Anyone who thought spring was going to follow directly on the heels of fall to pay us back for last year's snows and shivers, learned otherwise when a blast of cold air swept in from the Midwest, dropping temperatures at National Airport from Tuesday afternoon's high of 60 degrees to yesterday morning's low of 13.

Hundreds of car doors were iced shut, and hundreds of locks said not to keys, as sharp winter winds drove the chill factor down to nearly 30 below zero. Some motorists had to chip away a glaze of ice before facing up to the ugly business of starting engines that had gone into hiberation.

A spokesman for the American Automobile Association said the agency had received 500 service calls by 8 a.m. yesterday. Some callers had a wait of from two to three hours, although most were helped more quickly the spokesman said.

The most common problems, according to the AAA, stemmed from dead batteries, frozen locks and broken radiator and heater hoses.

U.S. Park Police reported that 65 cars had broken down on the Baltimore-Washington and George Washington parkways yesterday morning, tying up rush hour traffic.Most of these crippled vehicles, park police said, were suffering form frozen gas lines or broken hoses.

D.C. police reported at least one apparent death as a result of the cold. A man identified as Bernard Ferguson, 52, of no fixed address, was picked up by police and taken to the city-run Detoxification Center and then to Howard University Hospital, where he was pronounced dead yesterday morning.

A D.C. fireman was injured last night when he slipped and fell on ice at Second and L streets SE. Ronald Brandon, 35, was reporte din fair condition at Washington Hospital Center with back injuries.
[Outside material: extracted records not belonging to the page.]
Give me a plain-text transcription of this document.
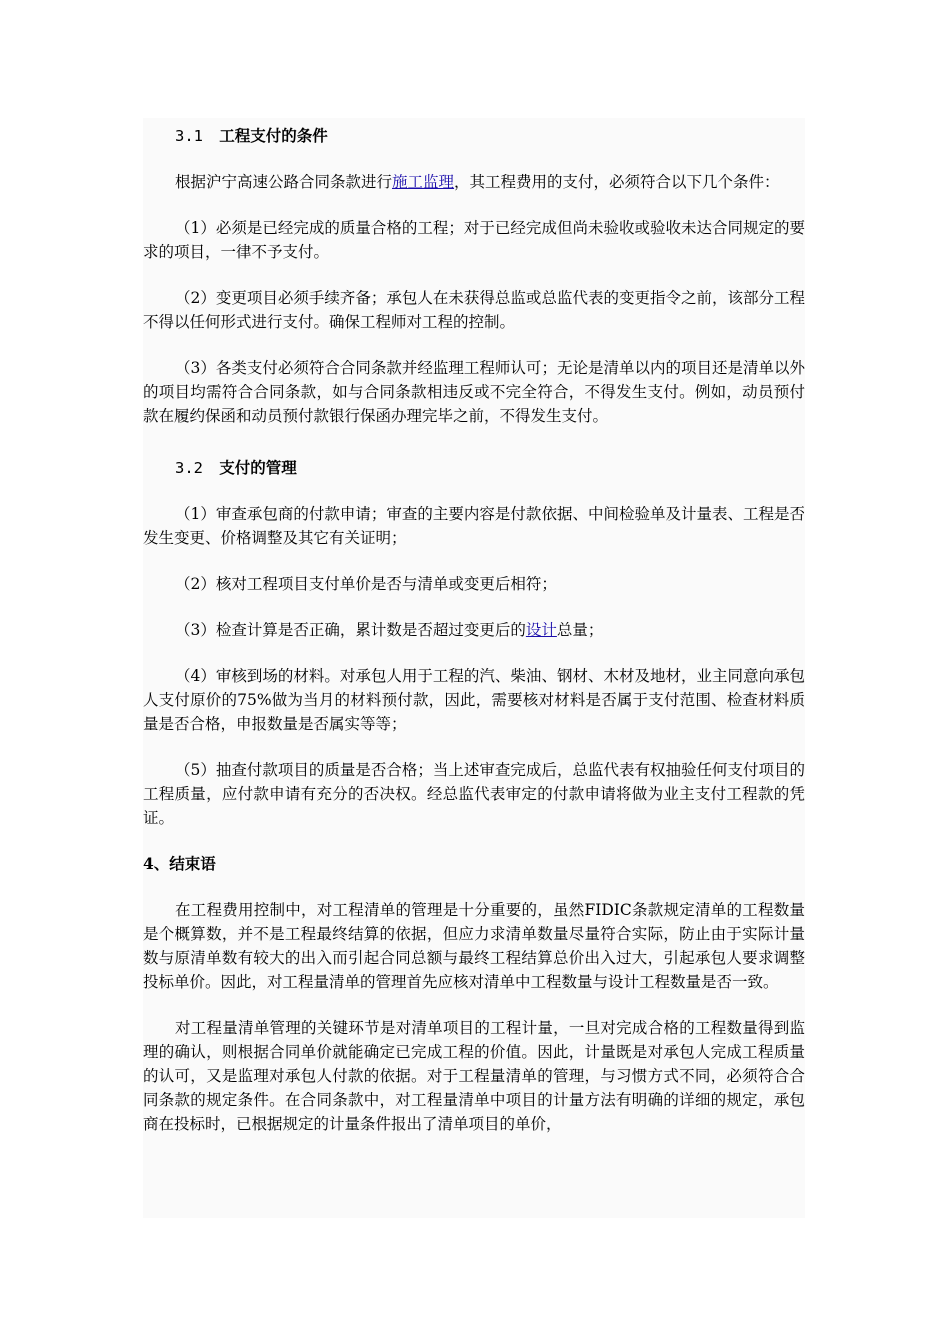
3.1 工程支付的条件

根据沪宁高速公路合同条款进行施工监理，其工程费用的支付，必须符合以下几个条件：

（1）必须是已经完成的质量合格的工程；对于已经完成但尚未验收或验收未达合同规定的要求的项目，一律不予支付。

（2）变更项目必须手续齐备；承包人在未获得总监或总监代表的变更指令之前，该部分工程不得以任何形式进行支付。确保工程师对工程的控制。

（3）各类支付必须符合合同条款并经监理工程师认可；无论是清单以内的项目还是清单以外的项目均需符合合同条款，如与合同条款相违反或不完全符合，不得发生支付。例如，动员预付款在履约保函和动员预付款银行保函办理完毕之前，不得发生支付。

3.2 支付的管理

（1）审查承包商的付款申请；审查的主要内容是付款依据、中间检验单及计量表、工程是否发生变更、价格调整及其它有关证明；

（2）核对工程项目支付单价是否与清单或变更后相符；

（3）检查计算是否正确，累计数是否超过变更后的设计总量；

（4）审核到场的材料。对承包人用于工程的汽、柴油、钢材、木材及地材，业主同意向承包人支付原价的75%做为当月的材料预付款，因此，需要核对材料是否属于支付范围、检查材料质量是否合格，申报数量是否属实等等；

（5）抽查付款项目的质量是否合格；当上述审查完成后，总监代表有权抽验任何支付项目的工程质量，应付款申请有充分的否决权。经总监代表审定的付款申请将做为业主支付工程款的凭证。

4、结束语

在工程费用控制中，对工程清单的管理是十分重要的，虽然FIDIC条款规定清单的工程数量是个概算数，并不是工程最终结算的依据，但应力求清单数量尽量符合实际，防止由于实际计量数与原清单数有较大的出入而引起合同总额与最终工程结算总价出入过大，引起承包人要求调整投标单价。因此，对工程量清单的管理首先应核对清单中工程数量与设计工程数量是否一致。

对工程量清单管理的关键环节是对清单项目的工程计量，一旦对完成合格的工程数量得到监理的确认，则根据合同单价就能确定已完成工程的价值。因此，计量既是对承包人完成工程质量的认可，又是监理对承包人付款的依据。对于工程量清单的管理，与习惯方式不同，必须符合合同条款的规定条件。在合同条款中，对工程量清单中项目的计量方法有明确的详细的规定，承包商在投标时，已根据规定的计量条件报出了清单项目的单价，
Fire officials said Brandon, who had responded to a false alarm, was unconscious for several minutes after the fall.

Fire department spokesmen said early today that prior to midnight they logged 27 reports of broken water pipes -- 12 in Fairfax County, nine in Washinngton and three each in Arlington and Montgomery County.

In northern Arlington County yesterday afternoon, high winds tangled electrical wires that short-circuited and burned out, leaving about 2,400 homes without electricity for about three hours, a spokesman for Virginia Elecrtic and Power Co. said.

In Columbia, Md., early yesterday, workmen attempting to restore power to about 1,500 homes in the communities of Longreach and Owen Brown struggled with frozen switch gear when they tried to reroute service to those areas, and to repair a broken cable there. Power was restored about nine hours later, said a spokesman for Baltimore Gas and Electric Company.

For the Washington area, the National Weather Service is forecasting clear, cold weather over the next three days with low temperatures averaging in the mid-20s. By Sunday, low temperatures here are expected to move into the 30s, with a chance of rain or snow, according to the weather service.

The AAA, which says that 65 percent of its service calls deal with car batteries, suggested that a car that will not be used for a two- or threeday weekend be started at least once a day to prevent moisture from collecting in the ignition and on battery cables.

A car battery functions at optimum efficiency at 80 degrees, according to the AAA. If the temperature dops to 32 degrees, the battery performs at only 65 percent of its capacity. Meanwhile, the car engine needs 155 percent more "cranking power" to get started.

The agency suggested that motorists purchase a hydrometer, a device resembling a medicine dropper, which permits the simple check of car battery strength by checking battery acid.